Не глядя ему в лицо, я сказала:

– Я этого не понимаю. Он же сукин сын. Обычно даже у моих гормонов вкус получше.

Эдуард прислонился задом к столу, скрестив руки на белой рубашке. Точно так сидел и Бернардо, но сейчас это на меня не действовало, и дело, по-моему, не только в рубашке. Эдуард просто на меня так не действует. И никогда не действовал.

– Он красив, а тебе охота.

Жар, который стал уже спадать, снова ударил мне в лицо, будто кожа загорелась.

– Не говори так!

– Но это правда.

Я уставилась на него так, чтобы он увидел злость в моих глазах.

– Иди ты к черту!

– Может, твое тело лучше тебя знает, что тебе нужно.

Я вытаращилась на него:

– То есть?

– То есть как следует потрахаться без душевных заморочек.

Он произнес это с таким безразличным видом, будто говорил о погоде.

– Как ты сказал?

– Дай Бернардо. А своему телу дашь то, что ему нужно. Чтобы тебя имели, не обязательно водиться с монстрами.

– Не могу поверить, что слышу от тебя такое.

– А что? Если ты переспишь с кем-то другим, не легче ли будет тогда забыть Ричарда и Жан-Клода? Во многом они тебя держат именно этим, особенно вампир. Признай это, Анита. Если бы ты не хранила целомудрие, ты бы так о них не тосковала.

Я хотела было возразить, но закрыла варежку и задумалась. А не прав ли он? Может, я действительно из-за сексуального голода по ним страдаю? Да, и поэтому, но не только.
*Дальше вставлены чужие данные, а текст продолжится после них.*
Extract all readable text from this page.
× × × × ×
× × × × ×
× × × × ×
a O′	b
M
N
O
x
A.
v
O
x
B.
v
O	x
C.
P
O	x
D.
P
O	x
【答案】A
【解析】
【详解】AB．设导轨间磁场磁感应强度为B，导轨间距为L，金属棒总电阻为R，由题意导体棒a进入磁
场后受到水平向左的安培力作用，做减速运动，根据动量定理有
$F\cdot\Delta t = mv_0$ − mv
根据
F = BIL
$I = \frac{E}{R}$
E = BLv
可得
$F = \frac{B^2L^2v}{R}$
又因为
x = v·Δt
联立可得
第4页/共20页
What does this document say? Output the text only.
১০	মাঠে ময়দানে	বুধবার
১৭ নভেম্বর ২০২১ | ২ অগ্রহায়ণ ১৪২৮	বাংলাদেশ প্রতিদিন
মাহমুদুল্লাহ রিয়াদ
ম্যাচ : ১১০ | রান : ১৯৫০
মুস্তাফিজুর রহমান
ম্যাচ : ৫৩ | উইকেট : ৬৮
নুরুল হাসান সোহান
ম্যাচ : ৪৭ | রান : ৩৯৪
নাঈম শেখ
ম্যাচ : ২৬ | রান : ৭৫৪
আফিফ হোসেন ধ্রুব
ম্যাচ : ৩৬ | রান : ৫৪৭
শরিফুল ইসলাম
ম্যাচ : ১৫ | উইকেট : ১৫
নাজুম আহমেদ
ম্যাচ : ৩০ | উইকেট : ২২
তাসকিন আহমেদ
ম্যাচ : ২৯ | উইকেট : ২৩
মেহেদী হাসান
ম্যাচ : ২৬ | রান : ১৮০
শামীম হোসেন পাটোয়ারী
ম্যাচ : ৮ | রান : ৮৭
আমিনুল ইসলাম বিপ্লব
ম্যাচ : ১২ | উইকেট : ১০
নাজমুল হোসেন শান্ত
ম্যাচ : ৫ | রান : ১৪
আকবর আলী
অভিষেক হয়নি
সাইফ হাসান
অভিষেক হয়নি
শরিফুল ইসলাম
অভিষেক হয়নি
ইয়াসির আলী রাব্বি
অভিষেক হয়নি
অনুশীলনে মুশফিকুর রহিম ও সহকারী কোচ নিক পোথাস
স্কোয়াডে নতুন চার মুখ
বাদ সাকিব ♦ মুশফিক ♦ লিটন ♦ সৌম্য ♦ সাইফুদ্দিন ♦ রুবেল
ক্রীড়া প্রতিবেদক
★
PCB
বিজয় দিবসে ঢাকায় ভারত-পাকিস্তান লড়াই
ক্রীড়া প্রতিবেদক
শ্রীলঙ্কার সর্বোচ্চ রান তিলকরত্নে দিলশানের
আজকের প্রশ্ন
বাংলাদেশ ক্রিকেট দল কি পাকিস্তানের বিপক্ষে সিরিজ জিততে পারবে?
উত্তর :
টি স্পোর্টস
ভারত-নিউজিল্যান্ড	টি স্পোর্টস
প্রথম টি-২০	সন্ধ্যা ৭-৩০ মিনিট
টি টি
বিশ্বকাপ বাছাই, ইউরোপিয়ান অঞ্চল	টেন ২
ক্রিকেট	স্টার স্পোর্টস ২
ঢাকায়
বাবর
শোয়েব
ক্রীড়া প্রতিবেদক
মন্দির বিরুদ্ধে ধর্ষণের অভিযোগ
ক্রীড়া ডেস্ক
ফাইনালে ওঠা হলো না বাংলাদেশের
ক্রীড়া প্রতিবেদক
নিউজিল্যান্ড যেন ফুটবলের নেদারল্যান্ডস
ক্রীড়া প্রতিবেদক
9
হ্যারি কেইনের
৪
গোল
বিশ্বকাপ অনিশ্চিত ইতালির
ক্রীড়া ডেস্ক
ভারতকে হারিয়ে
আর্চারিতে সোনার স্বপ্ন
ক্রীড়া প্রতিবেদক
– Да, мне не хватает секса, но больше не хватает близости, Эдуард. Мне не хватает минут, когда я на них обоих смотрю и знаю, что они мои. Что владею каждым дюймом их тел. Мне не хватает воскресений после церкви, когда Ричард оставался со мной смотреть старые фильмы. Мне не хватает того, как Жан-Клод смотрел на меня, когда я ем. – Я покачала головой. – Их мне не хватает, Эдуард.

– Знаешь, в чем твоя проблема, Анита? Секс без заморочек ты в упор не видишь, даже если ткнешься в него лбом.

Я не знала, то ли смеяться, то ли злиться, и потому придала голосу чуть веселья и чуть злости:

– У тебя отношения с Донной такие простые?

– Были вначале, – ответил он. – А ты можешь сказать это о себе и о ком-нибудь из них?

Я снова покачала головой:

– Я ничего легко не делаю, Эдуард.

Он вздохнул:

– Это я знаю. Если ты кого-то назовешь другом, это на всю жизнь. Если ты кого-то возненавидишь, это навсегда. Если ты скажешь, что кого-то убьешь, ты убьешь. И одна вещь, из-за которой тебе так сложно с твоими ребятками, – для тебя любовь должна быть вечной.

– А разве это не так?

Он покачал головой:

– Иногда я забываю, как ты еще молода.

– Что ты этим хочешь сказать?

– То, что ты усложняешь себе жизнь, Анита. – Он поднял руку, предупреждая мою фразу, и произнес ее сам: – Я знаю, что запутался с Донной, но шел я на это как на случайную связь, и она входила в мою роль. Ты же относишься ко всему как к вопросу жизни и смерти. А вопрос жизни и смерти касается только жизни и смерти.

– Так ты думаешь, что, переспав с Бернардо, можно сразу все исправить.

– Это будет началом, – ответил он.

– Нет.

– Это твое последнее слово?

– Да.

– Ладно, больше я к этому вопросу не возвращаюсь.

– И хорошо. – Глядя в обычное бесстрастное лицо Эдуарда, я добавила: – Твой роман с Донной сделал тебя каким-то более живым, теплым и пушистым. Мне с этим новым Эдуардом не очень уютно.

– Мне тоже, – сказал он.

Он вернулся на свое прежнее место, к другому концу стола, и мы оба продолжали чтение. Обычно молчание между нами бывало уютным и ненапряженным. Но в наступившей тишине замерли невысказанные советы: мои – ему насчет Донны, и его – мне насчет моих мальчиков. Мы с Эдуардом сыграли друг для друга роль Дорогой Эбби. Смешно было бы, если бы не было так хреново.

21

Час спустя я закончила со свидетельскими показаниями. Не вставая со стула, я выпрямила поясницу и нагнулась вперед, почти коснувшись руками пола. Три потягивания – и я уже могла положить на пол ладони. Так-то лучше. Встав, я посмотрела на часы. Полночь. Мне как-то было неловко в этой странной, отчужденной тихой комнате, в таком мирном окружении. Прочитанное в документах все еще вертелось в голове, и оно никак не вязалось с безмятежностью.